Alors, puisque l’IA est en marche, quelle sera la fonction résiduelle de l’intelligence humaine? Depuis longtemps, certains s’interrogent sur l’utilité d’emmagasiner des connaissances que les machines possèdent et régurgitent à la vitesse de l’éclair. Déjà, l’école s’est affranchie des dates à mémoriser par cœur, jetant aux orties l’apprentissage chronologique de l’histoire. Pourtant, les événements passés ne prennent sens que dans leur enchaînement, et c’est dans la perception de ces liaisons que réside la supériorité de l’intelligence humaine.

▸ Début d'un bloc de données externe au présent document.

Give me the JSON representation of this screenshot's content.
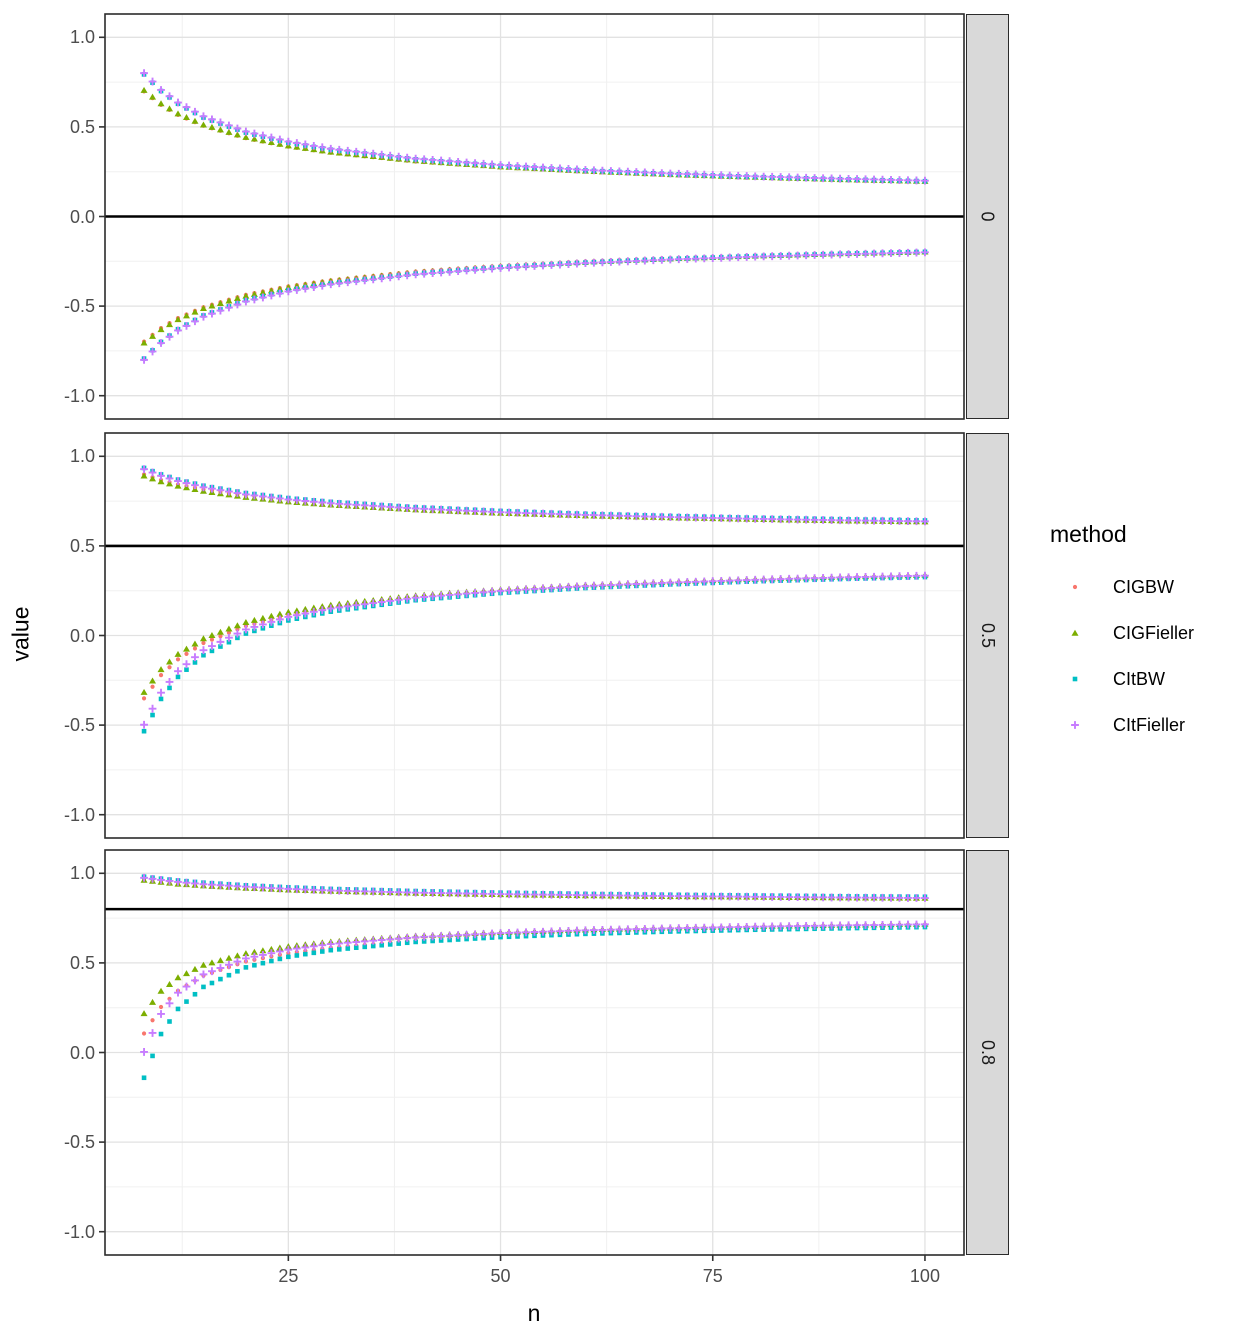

De même, certains se demandent pourquoi inculquer les mathématiques puisque les ordinateurs calculent mieux et plus vite que nous. Mais les mathématiques sont le langage de Dieu, disait Newton. Renoncer à s’y former l’esprit, c’est confier le divin aux seules machines. Voilà ce qu’il faudrait expliquer aux élèves qui s’interrogent sur la pertinence de ce qu’ils apprennent! La meilleure façon de faire face à l’IA réside dans les choix pédagogiques et la conception des programmes éducatifs, afin d’instruire convenablement les intelligences naturelles qui devront vivre avec. Au deep learning de l’IA doit répondre un apprentissage profond des jeunes cerveaux, qui développera leur capacité à jouer avec les informations pour en faire des connaissances, ensuite transformées en interconnections fécondes et originales. Ce qui différencie l’homme de la machine, c’est sa capacité de s’affirmer face à la Création dans une conscience de soi unique parmi les vivants. Sa curiosité et ses émotions lui dictent des élans intellectuels, scientifiques et artistiques féconds. Si, par esprit de facilité, il renonce au savoir pour sombrer dans la distraction, alors l’humanité telle que nous la connaissons disparaîtra, laissant place à un artefact machine/humain. Est-ce que ce sera un humain augmenté ou un robot humain, la question est abyssale!